Almost 56 percent of the approved projects are from the IT sector, while only 9 percent are in the multi-sector, manufacturing business. While 59 percent of of the operational SEZs are in the IT sector, only 8.5 percent are from the manufacturing sector.
“The large number of IT/ITES SEZs coincides with the expiry of the 10-year income-tax break period allowed to IT sector under Software Technology Park Scheme which gave a fillip to the sector. Several units closed and shifted to SEZs to avail of the benefits offered in SEZ area,” the report said.
Aongthe states, out of the 392 notified SEZs in India, 301 (77 percent) are located in states regarded to be developed. Andhra Pradesh (now bifurcated into Telangana and Andhra Pradesh) has 78 units, followed by Maharashtra (65), Tamil Nadu (53), Karnataka (40), Haryana (35) and Gujarat (30).

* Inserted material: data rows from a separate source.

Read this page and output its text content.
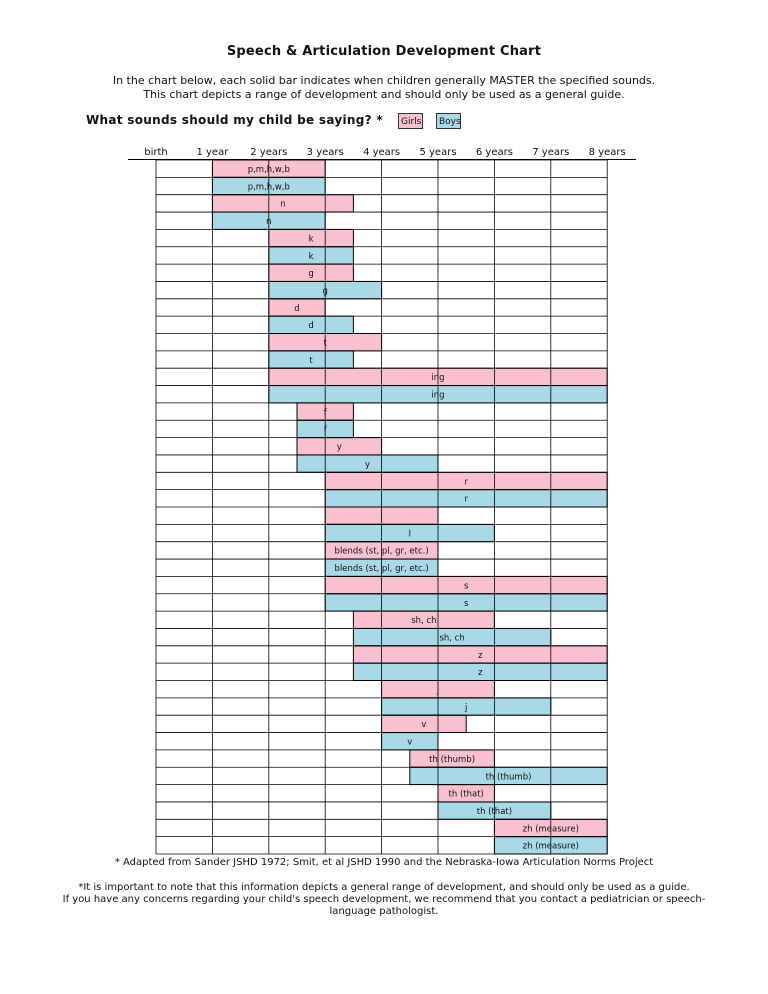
Speech & Articulation Development Chart
In the chart below, each solid bar indicates when children generally MASTER the specified sounds.
This chart depicts a range of development and should only be used as a general guide.
What sounds should my child be saying? *	Girls	Boys
birth	1 year 2 years 3 years 4 years 5 years 6 years 7 years 8 years
p,m,h,w,b
p,m,h,w,b
n
n
k
k
g
g
d
d
t
t
ing
ing
f
f
y
y
r
r
l
l
blends (st, pl, gr, etc.)
blends (st, pl, gr, etc.)
s
s
sh, ch
sh, ch
z
z
j
j
v
v
th (thumb)
th (thumb)
th (that)
th (that)
zh (measure)
zh (measure)
* Adapted from Sander JSHD 1972; Smit, et al JSHD 1990 and the Nebraska-Iowa Articulation Norms Project
*It is important to note that this information depicts a general range of development, and should only be used as a guide.
If you have any concerns regarding your child's speech development, we recommend that you contact a pediatrician or speech-language pathologist.
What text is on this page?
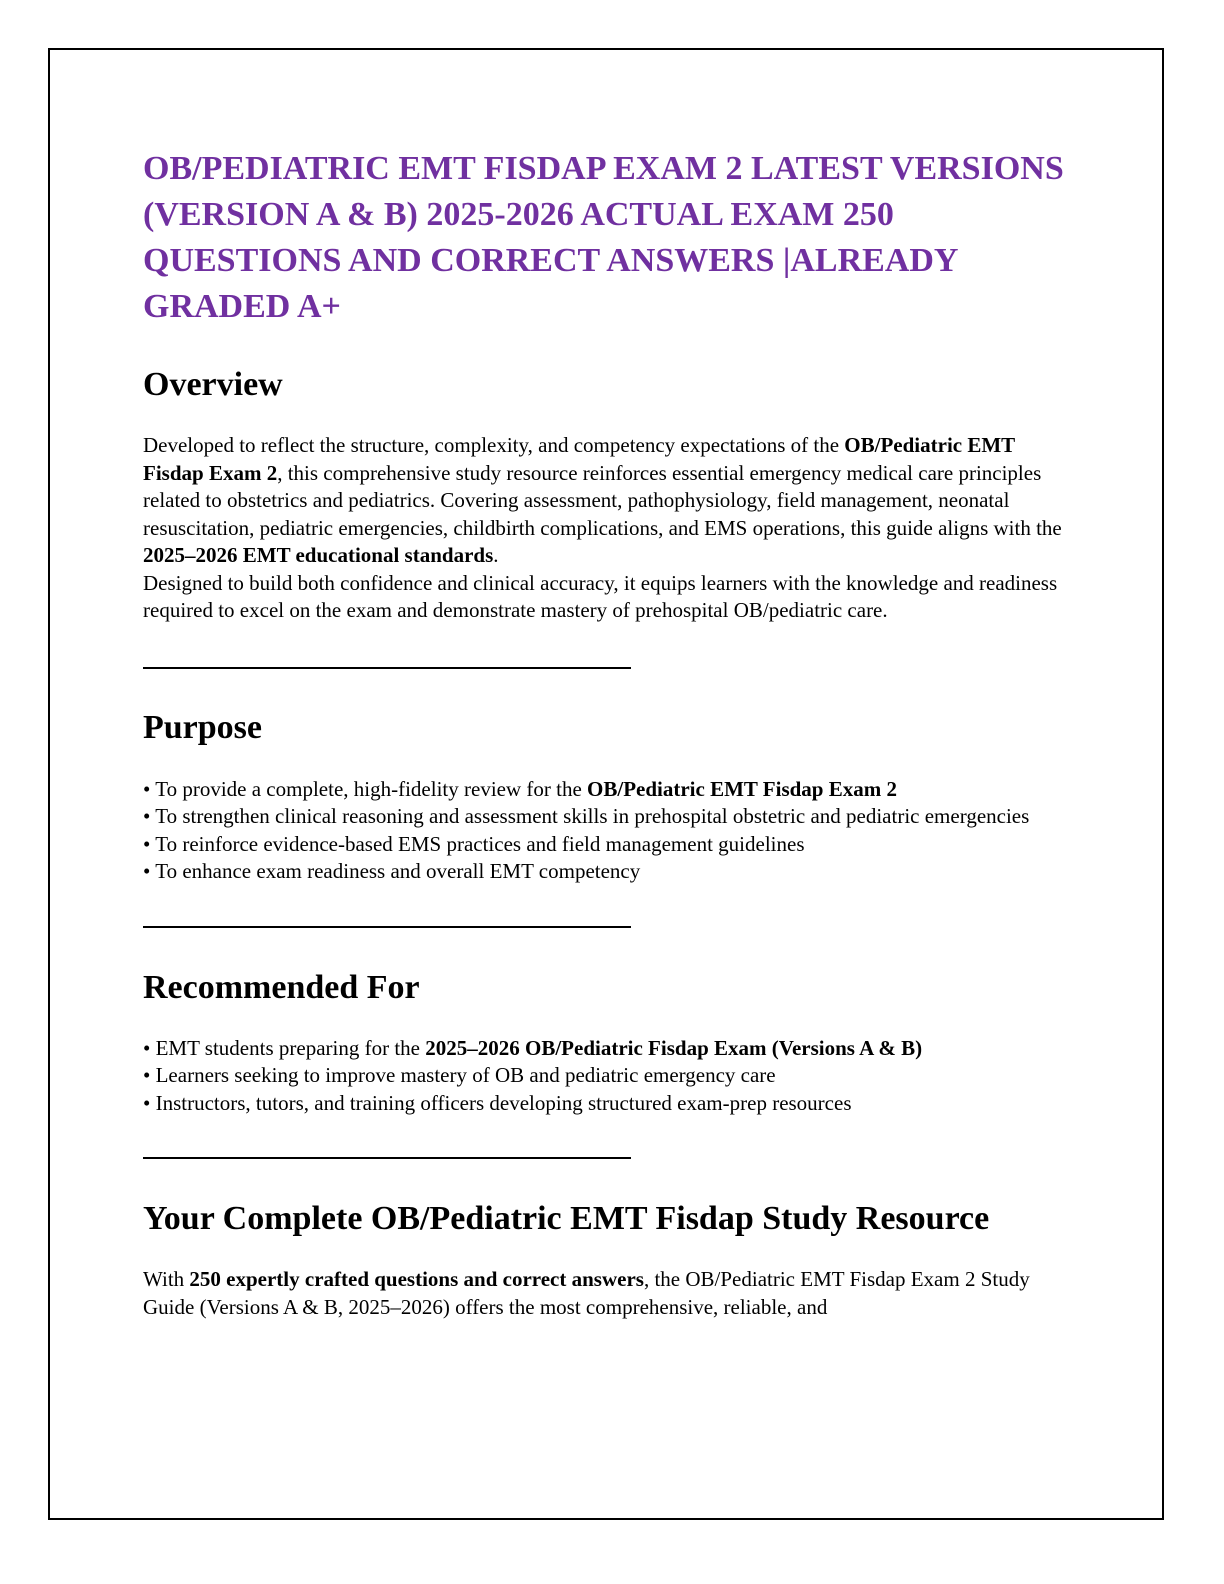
OB/PEDIATRIC EMT FISDAP EXAM 2 LATEST VERSIONS (VERSION A & B) 2025-2026 ACTUAL EXAM 250 QUESTIONS AND CORRECT ANSWERS |ALREADY GRADED A+
Overview

Developed to reflect the structure, complexity, and competency expectations of the OB/Pediatric EMT Fisdap Exam 2, this comprehensive study resource reinforces essential emergency medical care principles related to obstetrics and pediatrics. Covering assessment, pathophysiology, field management, neonatal resuscitation, pediatric emergencies, childbirth complications, and EMS operations, this guide aligns with the 2025–2026 EMT educational standards.

Designed to build both confidence and clinical accuracy, it equips learners with the knowledge and readiness required to excel on the exam and demonstrate mastery of prehospital OB/pediatric care.

Purpose
• To provide a complete, high-fidelity review for the OB/Pediatric EMT Fisdap Exam 2
• To strengthen clinical reasoning and assessment skills in prehospital obstetric and pediatric emergencies
• To reinforce evidence-based EMS practices and field management guidelines
• To enhance exam readiness and overall EMT competency
Recommended For
• EMT students preparing for the 2025–2026 OB/Pediatric Fisdap Exam (Versions A & B)
• Learners seeking to improve mastery of OB and pediatric emergency care
• Instructors, tutors, and training officers developing structured exam-prep resources
Your Complete OB/Pediatric EMT Fisdap Study Resource

With 250 expertly crafted questions and correct answers, the OB/Pediatric EMT Fisdap Exam 2 Study Guide (Versions A & B, 2025–2026) offers the most comprehensive, reliable, and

A key reason for the uneven spread of the SEZs across the states, according to the audit report, was the absence of single-window clearance in many states. This led to approval delays.
SEZs are mainly located close to urban areas. For example, in undivided Andhra Pradesh, of 36 operational SEZs, 20 were close to the capital city, Hyderabad.
The report, in conclusion, said: “The SEZ policy and procedures need to be integrated with the sectoral and state policies with the involvement of the unique advantageous points therein.”